Assessing local determinants of neural tube defects in the Heshun Region, Shanxi Province, China
1 Institute of Geographic Sciences and Natural Resources Research, Chinese Academy of Sciences, Beijing 100101, China
2 Department of Geography, San Diego State University, San Diego, California 92182-4493, USA
3 Beijing Institute of Pediatrics, Beijing, 100012, China
4 Institute of Population Science, Peking University, Beijing 100871, China
Citation and License
BMC Public Health 2010, 10:52 doi:10.1186/1471-2458-10-52Published: 2 February 2010
Neural tube defect (NTD) prevalence in northern China is among the highest worldwide. Dealing with the NTD situation is ranked as the number one task in China's scientific development plan in population and health field for the next decade. Physical and social environments account for much of the disease's occurrence. The environmental determinants and their effects on NTD vary across geographical regions, whereas factors that play a significant role in NTD occurrence may be buried by global statistics analysis to a pooled dataset over the entire study area. This study aims at identification of the local determinants of NTD across the study area and exploration of the epidemiological implications of the findings.
NTD prevalence rate is represented in terms of the random field theory, and Rushton's circle method is used to stabilize NTD rate estimation across the geographical area of interest; NTD determinants are represented by their measurable proxy variables and the geographical weighted regression (GWR) technique is used to represent the spatial heterogeneity of the NTD determinants.
Informative maps of the NTD rates and the statistically significant proxy variables are generated and rigorously assessed in quantitative terms.

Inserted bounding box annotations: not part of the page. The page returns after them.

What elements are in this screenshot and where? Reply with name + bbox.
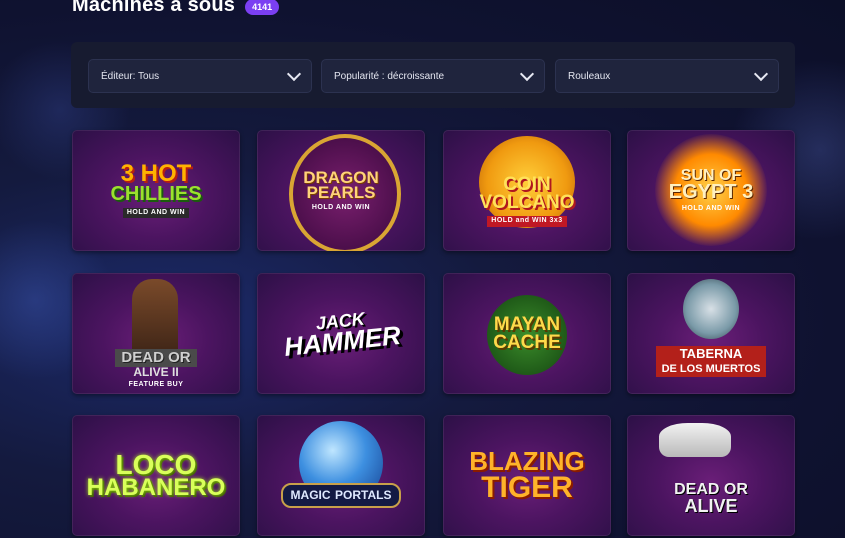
game-logo-line2: TIGER: [481, 470, 573, 504]
game-tile-dead-or-alive-2[interactable]: DEAD OR ALIVE II FEATURE BUY: [72, 273, 240, 394]
game-tile-dragon-pearls[interactable]: DRAGON PEARLS HOLD AND WIN: [257, 130, 425, 251]
game-tile-mayan-cache[interactable]: MAYAN CACHE: [443, 273, 611, 394]
cowboy-hat-art: [659, 423, 731, 457]
game-tile-sun-of-egypt-3[interactable]: SUN OF EGYPT 3 HOLD AND WIN: [627, 130, 795, 251]
publisher-filter-label: Éditeur: Tous: [101, 70, 160, 82]
game-logo-line2: DE LOS MUERTOS: [655, 362, 767, 377]
game-logo-line2: CHILLIES: [110, 182, 202, 205]
game-logo: MAYAN CACHE: [493, 314, 561, 353]
publisher-filter[interactable]: Éditeur: Tous: [88, 59, 312, 93]
game-tile-dead-or-alive[interactable]: DEAD OR ALIVE: [627, 415, 795, 536]
game-logo: COIN VOLCANO HOLD and WIN 3x3: [479, 175, 575, 227]
game-logo-line1: MAGIC: [290, 488, 331, 503]
game-tile-blazing-tiger[interactable]: BLAZING TIGER: [443, 415, 611, 536]
chevron-down-icon: [286, 66, 302, 82]
game-logo: DEAD OR ALIVE II FEATURE BUY: [115, 348, 197, 388]
game-logo-line1: DEAD OR: [115, 348, 197, 367]
page-title: Machines à sous: [72, 0, 236, 16]
game-logo-line2: CACHE: [493, 331, 561, 353]
sort-filter-label: Popularité : décroissante: [334, 70, 445, 82]
page-header: Machines à sous 4141: [72, 0, 280, 17]
game-logo-line2: VOLCANO: [479, 191, 575, 213]
game-logo-sub: HOLD AND WIN: [681, 204, 741, 212]
game-logo: BLAZING TIGER: [469, 448, 585, 504]
game-logo-sub: HOLD AND WIN: [311, 203, 371, 211]
game-logo: DRAGON PEARLS HOLD AND WIN: [303, 169, 379, 212]
game-logo: SUN OF EGYPT 3 HOLD AND WIN: [668, 167, 754, 213]
game-logo-line2: EGYPT 3: [668, 181, 754, 204]
chevron-down-icon: [519, 66, 535, 82]
game-tile-loco-habanero[interactable]: LOCO HABANERO: [72, 415, 240, 536]
game-logo: JACK HAMMER: [281, 307, 401, 362]
game-logo: 3 HOT CHILLIES HOLD AND WIN: [110, 159, 202, 219]
game-logo-line2: ALIVE II: [133, 364, 179, 379]
game-logo-line1: 3 HOT: [120, 159, 192, 187]
filter-panel: Éditeur: Tous Popularité : décroissante …: [71, 42, 795, 108]
game-logo: DEAD OR ALIVE: [674, 482, 748, 516]
game-tile-coin-volcano[interactable]: COIN VOLCANO HOLD and WIN 3x3: [443, 130, 611, 251]
game-logo: LOCO HABANERO: [86, 450, 226, 502]
game-logo-sub: HOLD AND WIN: [122, 208, 190, 219]
game-logo: TABERNA DE LOS MUERTOS: [655, 346, 767, 377]
game-tile-magic-portals[interactable]: MAGIC PORTALS: [257, 415, 425, 536]
reels-filter-label: Rouleaux: [568, 70, 611, 82]
game-tile-taberna-de-los-muertos[interactable]: TABERNA DE LOS MUERTOS: [627, 273, 795, 394]
reels-filter[interactable]: Rouleaux: [555, 59, 779, 93]
game-tile-3-hot-chillies[interactable]: 3 HOT CHILLIES HOLD AND WIN: [72, 130, 240, 251]
sort-filter[interactable]: Popularité : décroissante: [321, 59, 545, 93]
game-logo-line2: PEARLS: [306, 183, 376, 203]
game-logo: MAGIC PORTALS: [280, 483, 402, 508]
skull-art: [683, 279, 739, 339]
chevron-down-icon: [753, 66, 769, 82]
game-logo-sub: HOLD and WIN 3x3: [487, 216, 567, 227]
game-logo-line2: PORTALS: [335, 488, 392, 503]
game-logo-line2: ALIVE: [684, 495, 738, 516]
game-count-badge: 4141: [245, 0, 280, 15]
game-logo-line1: MAYAN: [493, 314, 561, 336]
cowgirl-art: [132, 279, 178, 357]
game-logo-sub: FEATURE BUY: [128, 380, 184, 388]
game-logo-line2: HABANERO: [86, 474, 226, 502]
game-logo-line1: TABERNA: [655, 346, 767, 363]
game-tile-jack-hammer[interactable]: JACK HAMMER: [257, 273, 425, 394]
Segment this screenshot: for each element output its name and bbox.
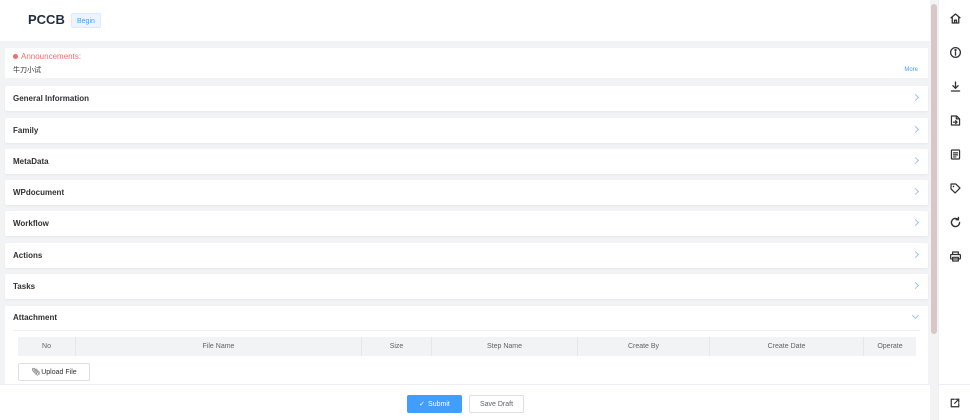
refresh-icon: [950, 216, 960, 227]
section-actions[interactable]: Actions: [5, 243, 928, 268]
announcement-text: 牛刀小试: [13, 67, 41, 74]
section-family[interactable]: Family: [5, 118, 928, 143]
header: PCCB Begin: [0, 0, 930, 41]
chevron-down-icon[interactable]: [911, 311, 920, 320]
download-icon: [950, 80, 960, 92]
document-button[interactable]: [939, 138, 970, 170]
chevron-right-icon: [911, 156, 920, 165]
column-header-operate: Operate: [877, 343, 903, 350]
section-label: Tasks: [13, 282, 36, 291]
export-document-button[interactable]: [939, 104, 970, 136]
attachment-table-header: No File Name Size Step Name Create By Cr…: [18, 337, 916, 356]
upload-file-label: Upload File: [41, 368, 77, 376]
status-badge: Begin: [71, 13, 101, 28]
chevron-right-icon: [911, 218, 920, 227]
section-label: Family: [13, 126, 39, 135]
alert-dot-icon: [13, 54, 18, 59]
attachment-panel: Attachment No File Name Size Step Name C…: [5, 306, 928, 384]
announcement-label: Announcements:: [21, 52, 82, 61]
more-link[interactable]: More: [904, 67, 918, 73]
section-label: Workflow: [13, 219, 49, 228]
column-header-file-name: File Name: [76, 337, 362, 356]
section-wpdocument[interactable]: WPdocument: [5, 180, 928, 205]
chevron-right-icon: [911, 250, 920, 259]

The NTD determinants in the study area are investigated and interpreted on the basis of the maps of the proxy variables and the relationships between the proxy variables and the NTD determinants. No single determinant was found to dominate the NTD occurrence in the study area. Villages where NTD rates are significantly linked to environmental determinants are identified (some places are more closely linked to certain environmental factors than others). The results improve current understanding of NTD spread in China and provide valuable information for adequate disease intervention planning.